Infotainment systems may be different, but suppliers were doing most of the code several years back (I hired one of those guys too). With the desire to bring SaaS to automotive I would expect GM to bring some software development in-house, but they are a management-heavy company.

4 comments

>Last time I hired an embedded software engineer from them, the guy felt he was in a very tiny niche within the company and it was a fluke his group still existed to write code.

I've worked there. There are two types of people: "Lifers" which are the people you described. They are content with doing their pieces and never taking a step outside the cog they are part of. This is most of the people there.

Then there are temporary workers. Contract or Independent minded, these are the people who have no trouble calling out the problem and working on it, even if its outside the job scope. They didn't learn this at GM, they learned this somewhere else. They are temporary because they see that GM is a zombie company. There are too many useless cogs that you described. There are likely more people tracking the completion of work, than those doing work. These people are looking at their resume and how they can grow their skills to leave and make more money.

I feel like finding good workers at large companies are like playing the lottery.

>> There are likely more people tracking the completion of work, than those doing work.

I completely agree. I interviewed there and above a certain level all they really want is the ability to bargain with others for resources if you or your own people can't get something done or done on time. It's not a bad thing, it's just the entire focus at that level, which leads to more chiefs than indians.

I think it stems from interdependence of components and the huge supply chain. You can't miss or it impacts the model year changeover. IMHO they need to work on that so they can have more incremental change if needed.

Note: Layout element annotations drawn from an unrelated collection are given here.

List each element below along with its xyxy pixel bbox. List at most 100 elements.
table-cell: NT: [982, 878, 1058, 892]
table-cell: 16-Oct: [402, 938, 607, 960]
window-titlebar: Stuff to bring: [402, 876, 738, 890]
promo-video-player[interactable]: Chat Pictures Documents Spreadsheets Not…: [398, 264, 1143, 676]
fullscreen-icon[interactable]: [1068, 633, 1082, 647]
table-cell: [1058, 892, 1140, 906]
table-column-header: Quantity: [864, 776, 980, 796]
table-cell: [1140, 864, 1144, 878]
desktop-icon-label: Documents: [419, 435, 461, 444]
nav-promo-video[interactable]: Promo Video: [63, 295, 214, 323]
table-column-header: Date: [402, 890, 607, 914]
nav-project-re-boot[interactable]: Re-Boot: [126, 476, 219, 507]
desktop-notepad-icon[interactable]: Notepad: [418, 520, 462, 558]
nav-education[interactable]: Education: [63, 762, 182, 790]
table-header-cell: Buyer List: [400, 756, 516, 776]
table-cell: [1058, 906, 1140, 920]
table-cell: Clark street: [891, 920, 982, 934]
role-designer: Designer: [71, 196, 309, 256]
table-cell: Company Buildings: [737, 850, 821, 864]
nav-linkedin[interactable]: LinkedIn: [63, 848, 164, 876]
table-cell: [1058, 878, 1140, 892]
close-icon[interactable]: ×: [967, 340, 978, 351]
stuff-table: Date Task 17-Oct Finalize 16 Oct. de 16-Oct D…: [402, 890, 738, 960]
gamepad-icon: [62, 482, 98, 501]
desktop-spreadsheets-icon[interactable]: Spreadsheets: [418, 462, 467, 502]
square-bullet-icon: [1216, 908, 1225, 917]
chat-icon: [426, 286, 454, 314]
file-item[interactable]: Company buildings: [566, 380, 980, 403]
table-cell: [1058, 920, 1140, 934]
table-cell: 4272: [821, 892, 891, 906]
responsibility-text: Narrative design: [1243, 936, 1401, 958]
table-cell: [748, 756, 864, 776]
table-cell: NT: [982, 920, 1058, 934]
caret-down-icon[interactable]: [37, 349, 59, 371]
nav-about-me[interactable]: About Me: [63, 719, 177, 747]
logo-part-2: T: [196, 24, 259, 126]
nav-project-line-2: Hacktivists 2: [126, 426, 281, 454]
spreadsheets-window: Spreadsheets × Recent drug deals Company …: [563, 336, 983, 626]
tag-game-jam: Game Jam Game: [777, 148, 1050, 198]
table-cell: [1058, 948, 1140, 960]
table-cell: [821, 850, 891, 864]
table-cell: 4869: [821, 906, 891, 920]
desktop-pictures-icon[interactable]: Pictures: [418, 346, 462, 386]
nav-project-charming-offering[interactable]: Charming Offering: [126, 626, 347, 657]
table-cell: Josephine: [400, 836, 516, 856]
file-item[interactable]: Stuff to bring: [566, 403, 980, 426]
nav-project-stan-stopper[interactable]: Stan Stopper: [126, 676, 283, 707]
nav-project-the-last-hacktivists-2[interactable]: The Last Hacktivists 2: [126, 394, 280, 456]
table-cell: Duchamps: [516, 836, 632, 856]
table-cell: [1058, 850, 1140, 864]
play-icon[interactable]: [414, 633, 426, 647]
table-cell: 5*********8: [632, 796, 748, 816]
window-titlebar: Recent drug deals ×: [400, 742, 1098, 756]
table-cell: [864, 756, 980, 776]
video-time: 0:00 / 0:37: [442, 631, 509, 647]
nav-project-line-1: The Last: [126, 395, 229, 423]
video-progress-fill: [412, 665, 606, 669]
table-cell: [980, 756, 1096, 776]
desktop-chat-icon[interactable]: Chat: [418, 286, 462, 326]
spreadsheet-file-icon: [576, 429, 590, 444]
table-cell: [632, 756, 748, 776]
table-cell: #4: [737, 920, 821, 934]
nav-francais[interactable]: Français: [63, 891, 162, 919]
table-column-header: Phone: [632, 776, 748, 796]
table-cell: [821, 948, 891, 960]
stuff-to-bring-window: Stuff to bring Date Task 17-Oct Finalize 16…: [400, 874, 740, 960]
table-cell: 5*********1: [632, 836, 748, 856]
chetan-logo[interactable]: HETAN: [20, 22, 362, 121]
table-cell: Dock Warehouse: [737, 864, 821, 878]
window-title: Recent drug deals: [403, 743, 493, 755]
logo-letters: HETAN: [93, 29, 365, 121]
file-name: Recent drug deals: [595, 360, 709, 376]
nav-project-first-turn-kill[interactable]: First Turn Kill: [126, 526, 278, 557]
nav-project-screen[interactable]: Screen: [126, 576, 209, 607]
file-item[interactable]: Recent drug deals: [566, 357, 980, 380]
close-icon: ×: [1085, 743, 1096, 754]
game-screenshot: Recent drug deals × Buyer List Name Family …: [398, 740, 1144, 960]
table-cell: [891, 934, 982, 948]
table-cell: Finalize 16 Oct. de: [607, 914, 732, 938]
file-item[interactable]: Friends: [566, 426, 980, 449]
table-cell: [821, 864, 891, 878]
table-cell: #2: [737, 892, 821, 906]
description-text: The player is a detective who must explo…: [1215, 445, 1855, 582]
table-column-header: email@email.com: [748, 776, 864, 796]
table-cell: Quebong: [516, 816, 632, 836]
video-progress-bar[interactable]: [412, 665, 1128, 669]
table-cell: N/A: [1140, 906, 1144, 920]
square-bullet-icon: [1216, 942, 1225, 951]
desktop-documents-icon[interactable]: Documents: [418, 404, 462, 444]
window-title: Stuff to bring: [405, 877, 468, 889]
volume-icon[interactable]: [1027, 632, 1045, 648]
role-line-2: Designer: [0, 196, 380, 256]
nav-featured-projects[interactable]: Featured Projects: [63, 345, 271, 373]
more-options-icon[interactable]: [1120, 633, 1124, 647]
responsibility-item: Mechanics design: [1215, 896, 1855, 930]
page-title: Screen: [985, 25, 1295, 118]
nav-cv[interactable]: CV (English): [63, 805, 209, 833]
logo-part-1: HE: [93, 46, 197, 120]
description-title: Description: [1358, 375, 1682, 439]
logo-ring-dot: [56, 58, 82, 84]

“My understanding of GM is that they outsource almost everything”

I think that was an attitude from like 10 years ago. When i worked there they had all their web & mobile apps in-house. They even stood up their own hosted PCF network into the more recently partnered with Azure.

>My understanding of GM is that they outsource almost everything.

Every single automaker outsources nearly everything under the bodywork related to engineering and development to their suppliers. VW, Renault, BMW, Mercedes, etc. all of them do it.

True, but outsourcing hardware components and outsourcing software aren't the same. Even when the hardware is actually very software-heavy, and designed to super specific requirements from the buyer, in the eyes of the supplier it's still a product. But outsourced software invariably becomes a project, with all the incentive misalignment that's implied by the term "billable hours". Even when that's technically not how the contract is set up.